Тогда, много лет назад, я тоже, наверное, походила на девочку из этой книги, я тоже иногда выглядела смущенной и неуверенной, а подчас и смешной. Правда, я не была белесой и скучной, а скорее яркой и каштановой, почти рыжей. На меня всегда обращали внимание мужчины, даже когда я еще училась в школе, что-то, видимо, притягивало их ко мне. Стив говорил, что в моей фигуре есть особая внутренняя развращенность, неосязаемая взглядом, но от этого еще более притягивающая. «Но развращенность эта, – говорил он, – только внешняя и вместе с твоей невинной застенчивостью создает противоречие, а именно противоречия как раз и возбуждают».

Видимо, он сразу это определил, еще там, в кино, когда увидел меня в первый раз в полумраке, разбавленном расплывчатым светом кинопрозкектора. В тот раз я сбежала с занятий в университете и пошла на дневной сеанс. Я так делала иногда, для меня это являлось символом беспредельной счастливой беззаботности – дневной сеанс в кино в рабочий день, когда все, как пчелки на работе и в делах, а я из суетливого дня погружаюсь в мягкий, мохнатый мрак кинотеатра.

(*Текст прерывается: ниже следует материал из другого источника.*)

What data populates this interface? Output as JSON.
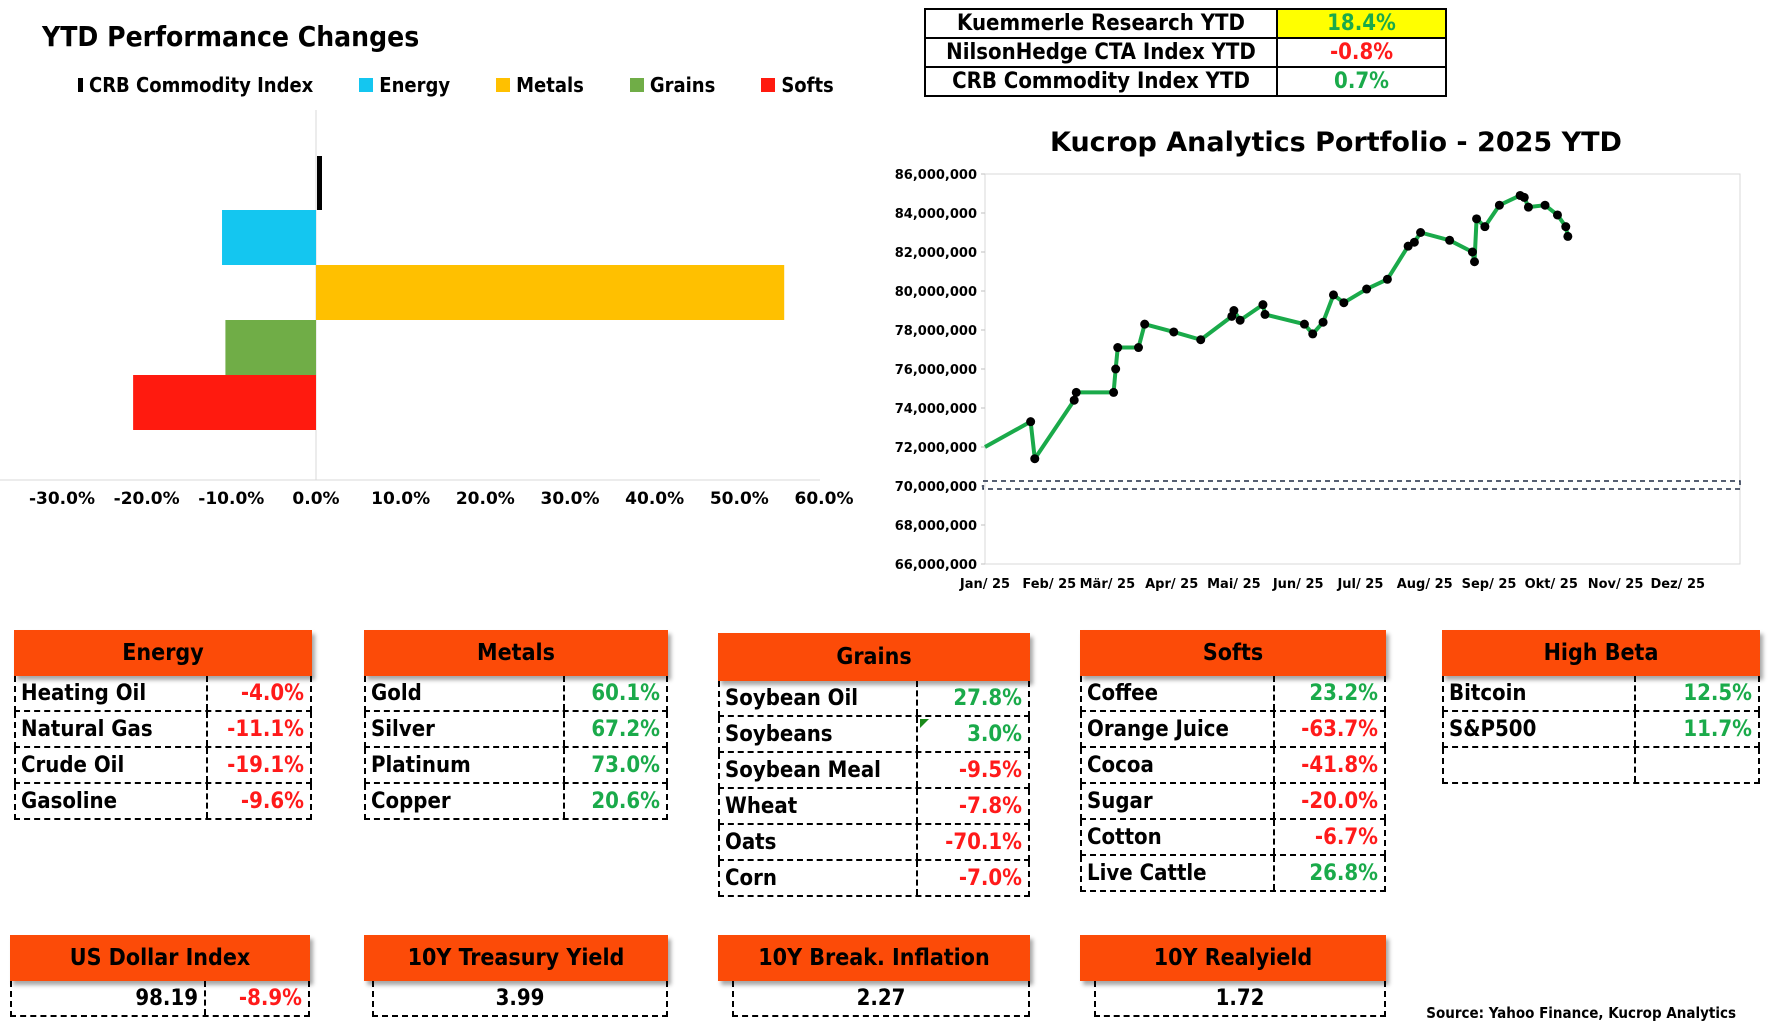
{
  "bar_chart": {
    "title": "YTD Performance Changes",
    "legend": [
      {
        "label": "CRB Commodity Index",
        "color": "#000000"
      },
      {
        "label": "Energy",
        "color": "#14c6f0"
      },
      {
        "label": "Metals",
        "color": "#ffc000"
      },
      {
        "label": "Grains",
        "color": "#70ad47"
      },
      {
        "label": "Softs",
        "color": "#ff1a0f"
      }
    ]
  },
  "summary": {
    "rows": [
      {
        "label": "Kuemmerle Research YTD",
        "value": "18.4%",
        "bg": "#ffff00",
        "color": "#1aaa4a"
      },
      {
        "label": "NilsonHedge CTA Index YTD",
        "value": "-0.8%",
        "bg": "#ffffff",
        "color": "#ff1a1a"
      },
      {
        "label": "CRB Commodity Index YTD",
        "value": "0.7%",
        "bg": "#ffffff",
        "color": "#1aaa4a"
      }
    ]
  },
  "categories": [
    {
      "title": "Energy",
      "rows": [
        {
          "name": "Heating Oil",
          "value": "-4.0%"
        },
        {
          "name": "Natural Gas",
          "value": "-11.1%"
        },
        {
          "name": "Crude Oil",
          "value": "-19.1%"
        },
        {
          "name": "Gasoline",
          "value": "-9.6%"
        }
      ]
    },
    {
      "title": "Metals",
      "rows": [
        {
          "name": "Gold",
          "value": "60.1%"
        },
        {
          "name": "Silver",
          "value": "67.2%"
        },
        {
          "name": "Platinum",
          "value": "73.0%"
        },
        {
          "name": "Copper",
          "value": "20.6%"
        }
      ]
    },
    {
      "title": "Grains",
      "rows": [
        {
          "name": "Soybean Oil",
          "value": "27.8%"
        },
        {
          "name": "Soybeans",
          "value": "3.0%"
        },
        {
          "name": "Soybean Meal",
          "value": "-9.5%"
        },
        {
          "name": "Wheat",
          "value": "-7.8%"
        },
        {
          "name": "Oats",
          "value": "-70.1%"
        },
        {
          "name": "Corn",
          "value": "-7.0%"
        }
      ]
    },
    {
      "title": "Softs",
      "rows": [
        {
          "name": "Coffee",
          "value": "23.2%"
        },
        {
          "name": "Orange Juice",
          "value": "-63.7%"
        },
        {
          "name": "Cocoa",
          "value": "-41.8%"
        },
        {
          "name": "Sugar",
          "value": "-20.0%"
        },
        {
          "name": "Cotton",
          "value": "-6.7%"
        },
        {
          "name": "Live Cattle",
          "value": "26.8%"
        }
      ]
    },
    {
      "title": "High Beta",
      "rows": [
        {
          "name": "Bitcoin",
          "value": "12.5%"
        },
        {
          "name": "S&P500",
          "value": "11.7%"
        },
        {
          "name": "",
          "value": ""
        }
      ]
    }
  ],
  "macro": [
    {
      "title": "US Dollar Index",
      "value": "98.19",
      "change": "-8.9%"
    },
    {
      "title": "10Y Treasury Yield",
      "value": "3.99"
    },
    {
      "title": "10Y Break. Inflation",
      "value": "2.27"
    },
    {
      "title": "10Y Realyield",
      "value": "1.72"
    }
  ],
  "source": "Source: Yahoo Finance, Kucrop Analytics",
  "chart_data": [
    {
      "type": "bar",
      "orientation": "horizontal",
      "title": "YTD Performance Changes",
      "categories": [
        "CRB Commodity Index",
        "Energy",
        "Metals",
        "Grains",
        "Softs"
      ],
      "values": [
        0.7,
        -11.1,
        55.3,
        -10.7,
        -21.6
      ],
      "colors": [
        "#000000",
        "#14c6f0",
        "#ffc000",
        "#70ad47",
        "#ff1a0f"
      ],
      "xlim": [
        -30,
        60
      ],
      "xticks": [
        -30,
        -20,
        -10,
        0,
        10,
        20,
        30,
        40,
        50,
        60
      ],
      "xtick_labels": [
        "-30.0%",
        "-20.0%",
        "-10.0%",
        "0.0%",
        "10.0%",
        "20.0%",
        "30.0%",
        "40.0%",
        "50.0%",
        "60.0%"
      ],
      "xlabel": "",
      "ylabel": "",
      "grid": false,
      "legend": "top"
    },
    {
      "type": "line",
      "title": "Kucrop Analytics Portfolio - 2025 YTD",
      "xlabel": "",
      "ylabel": "",
      "ylim": [
        66000000,
        86000000
      ],
      "yticks": [
        66000000,
        68000000,
        70000000,
        72000000,
        74000000,
        76000000,
        78000000,
        80000000,
        82000000,
        84000000,
        86000000
      ],
      "ytick_labels": [
        "66,000,000",
        "68,000,000",
        "70,000,000",
        "72,000,000",
        "74,000,000",
        "76,000,000",
        "78,000,000",
        "80,000,000",
        "82,000,000",
        "84,000,000",
        "86,000,000"
      ],
      "xlim": [
        "2025-01-01",
        "2025-12-31"
      ],
      "xticks": [
        "2025-01-01",
        "2025-02-01",
        "2025-03-01",
        "2025-04-01",
        "2025-05-01",
        "2025-06-01",
        "2025-07-01",
        "2025-08-01",
        "2025-09-01",
        "2025-10-01",
        "2025-11-01",
        "2025-12-01"
      ],
      "xtick_labels": [
        "Jan/ 25",
        "Feb/ 25",
        "Mär/ 25",
        "Apr/ 25",
        "Mai/ 25",
        "Jun/ 25",
        "Jul/ 25",
        "Aug/ 25",
        "Sep/ 25",
        "Okt/ 25",
        "Nov/ 25",
        "Dez/ 25"
      ],
      "series": [
        {
          "color": "#1aaa4a",
          "x": [
            "2025-01-01",
            "2025-01-23",
            "2025-01-25",
            "2025-02-13",
            "2025-02-14",
            "2025-03-04",
            "2025-03-05",
            "2025-03-06",
            "2025-03-16",
            "2025-03-19",
            "2025-04-02",
            "2025-04-15",
            "2025-04-30",
            "2025-05-01",
            "2025-05-04",
            "2025-05-15",
            "2025-05-16",
            "2025-06-04",
            "2025-06-08",
            "2025-06-13",
            "2025-06-18",
            "2025-06-23",
            "2025-07-04",
            "2025-07-14",
            "2025-07-24",
            "2025-07-27",
            "2025-07-30",
            "2025-08-13",
            "2025-08-24",
            "2025-08-25",
            "2025-08-26",
            "2025-08-30",
            "2025-09-06",
            "2025-09-16",
            "2025-09-18",
            "2025-09-20",
            "2025-09-28",
            "2025-10-04",
            "2025-10-08",
            "2025-10-09"
          ],
          "y": [
            72000000,
            73300000,
            71400000,
            74400000,
            74800000,
            74800000,
            76000000,
            77100000,
            77100000,
            78300000,
            77900000,
            77500000,
            78700000,
            79000000,
            78500000,
            79300000,
            78800000,
            78300000,
            77800000,
            78400000,
            79800000,
            79400000,
            80100000,
            80600000,
            82300000,
            82500000,
            83000000,
            82600000,
            82000000,
            81500000,
            83700000,
            83300000,
            84400000,
            84900000,
            84800000,
            84300000,
            84400000,
            83900000,
            83300000,
            82800000
          ]
        }
      ],
      "baseline": 70000000,
      "grid": false
    }
  ]
}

В полупустом зале находилось всего человек двадцать таких же явных бездельников, как и я, и поэтому я удивилась, когда парочка, парень с девушкой, сели через сиденье от меня: не было причины садиться так близко, когда пустовали целые ряды. Я посмотрела на них, кто эти бестактные кретины? Если честно, я хотела встать и пересесть, но в этот момент парень, сидевший с моей стороны, повернул лицо ко мне, поймал мой взгляд и улыбнулся. Вроде бы только улыбнулся, но то ли из-за полумрака, то ли из-за чего-то другого, чего я не могла понять, его улыбка показалась мне странной, завораживающе странной, и, сама не зная почему, я не пересела, а сняла куртку и положила ее на свободное место, отделявшее меня от навязчивого парня со странным взглядом, – все же разделительный барьер.